Daniel Henninger devotes his latest Wall Street Journal column to an examination of the president’s approach to public policy predicaments.

Legislative grandiosity predates the Obama presidency. But it has achieved its apotheosis in the past four years. Barack Obama’s politics aren’t just large. They’re colossal. His laws are so big there are parts of them no one has ever seen.

Here’s a Washington Post summary this week of a story on the Affordable Care Act: “Signing up an estimated 30 million uninsured Americans for coverage under the health-care law is shaping up to be, if not a bureaucratic nightmare, at the very least a daunting task.” And we’re only in the foothills of Mount ObamaCare.

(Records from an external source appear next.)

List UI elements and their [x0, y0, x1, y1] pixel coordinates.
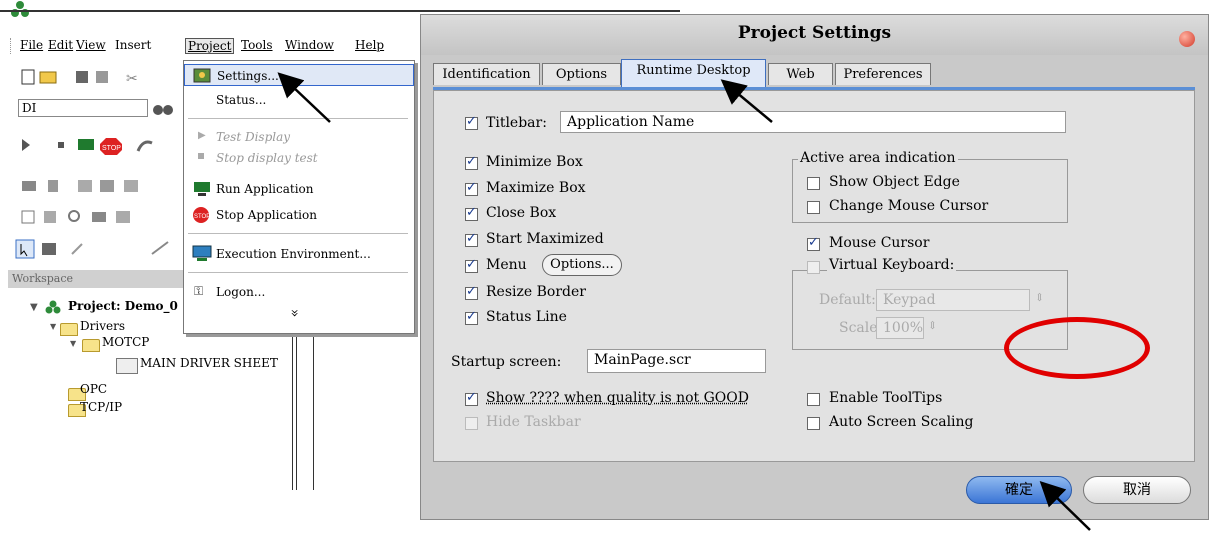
- arrow-icon: [277, 72, 331, 123]
- annotation-arrows: [277, 72, 1091, 531]
- arrow-icon: [720, 79, 773, 123]
- arrow-icon: [1039, 481, 1091, 531]
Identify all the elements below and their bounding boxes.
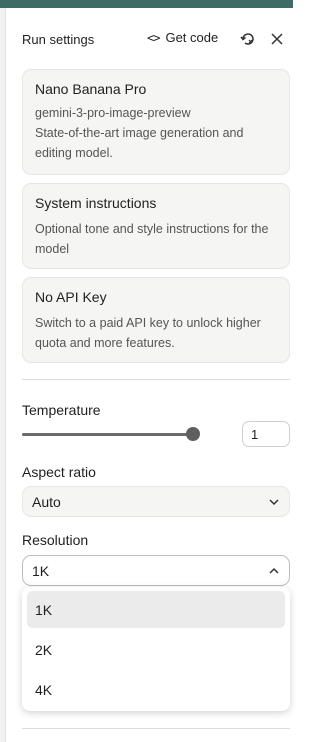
aspect-ratio-value: Auto [32,493,61,510]
model-id: gemini-3-pro-image-preview [35,106,191,120]
top-accent-bar [0,0,293,8]
system-instructions-description: Optional tone and style instructions for… [35,222,269,256]
resolution-select[interactable]: 1K [22,555,290,586]
model-name: Nano Banana Pro [35,81,147,97]
resolution-label: Resolution [22,532,89,548]
code-icon: <> [147,30,160,45]
aspect-ratio-select[interactable]: Auto [22,486,290,517]
model-description: State-of-the-art image generation and ed… [35,126,244,160]
reset-icon[interactable] [239,30,257,48]
api-key-title: No API Key [35,289,107,305]
resolution-option-2k[interactable]: 2K [27,631,285,668]
section-divider [22,379,290,380]
get-code-label: Get code [165,30,219,45]
resolution-option-4k[interactable]: 4K [27,671,285,708]
chevron-up-icon [269,567,279,574]
aspect-ratio-label: Aspect ratio [22,464,96,480]
resolution-option-1k[interactable]: 1K [27,591,285,628]
bottom-divider [22,728,290,729]
left-panel-edge [0,8,6,742]
panel-title: Run settings [22,31,95,47]
api-key-card[interactable]: No API Key Switch to a paid API key to u… [22,277,290,363]
resolution-dropdown-menu: 1K 2K 4K [22,587,290,711]
system-instructions-card[interactable]: System instructions Optional tone and st… [22,183,290,269]
temperature-input[interactable] [242,421,290,447]
get-code-button[interactable]: <> Get code [147,30,218,45]
close-icon[interactable] [268,30,286,48]
chevron-down-icon [269,499,279,506]
model-card[interactable]: Nano Banana Pro gemini-3-pro-image-previ… [22,69,290,175]
run-settings-header: Run settings <> Get code [22,28,288,50]
api-key-description: Switch to a paid API key to unlock highe… [35,316,261,350]
temperature-slider-track[interactable] [22,433,194,436]
system-instructions-title: System instructions [35,195,157,211]
temperature-label: Temperature [22,402,101,418]
temperature-slider-thumb[interactable] [186,427,200,441]
resolution-value: 1K [32,562,50,579]
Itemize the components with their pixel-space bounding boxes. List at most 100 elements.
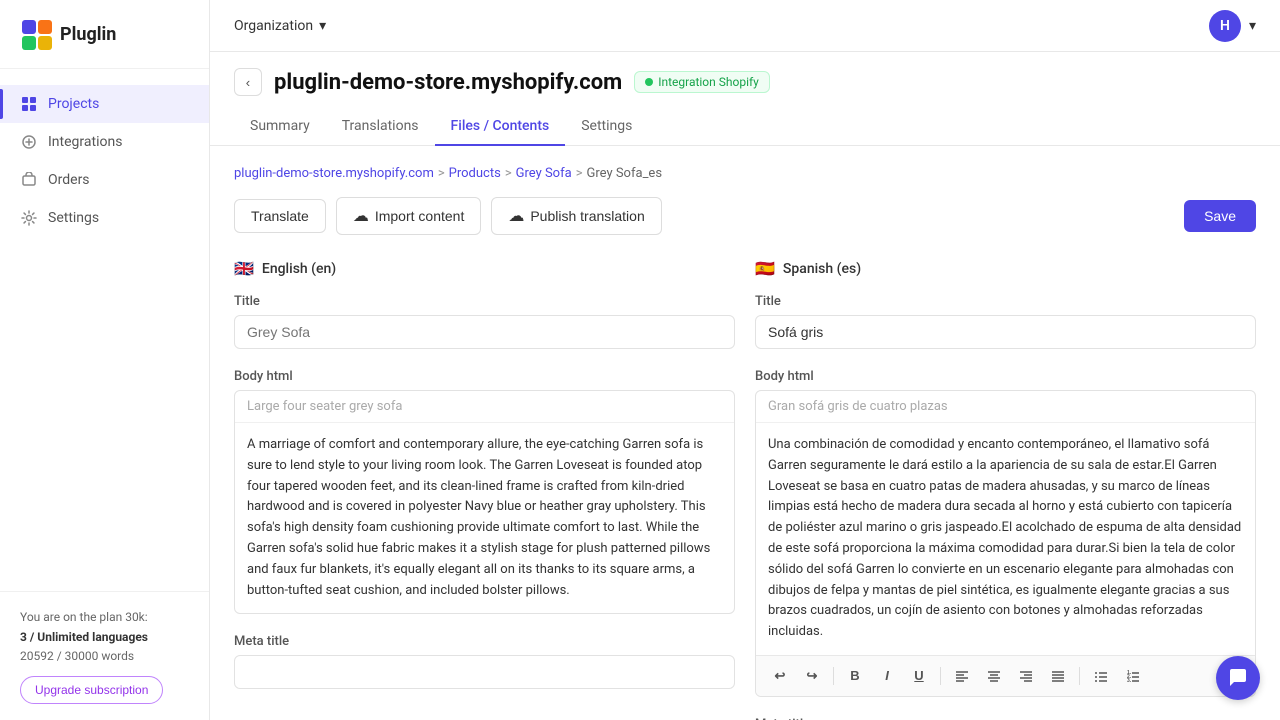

At the July 2010 signing ceremony for the Dodd-Frank law’s 2,300 pages, Mr. Obama announced: “It provides certainty to everybody, from bankers to farmers to business owners to consumers.” That’s right, universal certainty. Still, the massive law’s iconic centerpiece, the Volcker Rule, doesn’t exist. And what’s the one word seen nonstop after Dodd-Frank in The Wall Street Journal? Un-certainty.

Conservatives predictably object to all this, but one has to ask: How did liberals, especially on the left and without exception, become such mute footmen for Barack Obama’s faceless conglomerate politics?

Years back, a popular notion among liberal thinkers was something called “imperial overstretch.” This was the idea that America’s far-flung foreign-policy commitments could bankrupt the country. Mr. Obama believes this, and before Chuck Hagel started talking the other day, he was supposed to explain it. In his State of the Union speech next Tuesday, Mr. Obama will say again that Washington, after Iraq and Afghanistan, needs to “invest” at home. But isn’t the federalization of pretty much everything in a diverse country like the U.S. just another exercise in imperial overstretch?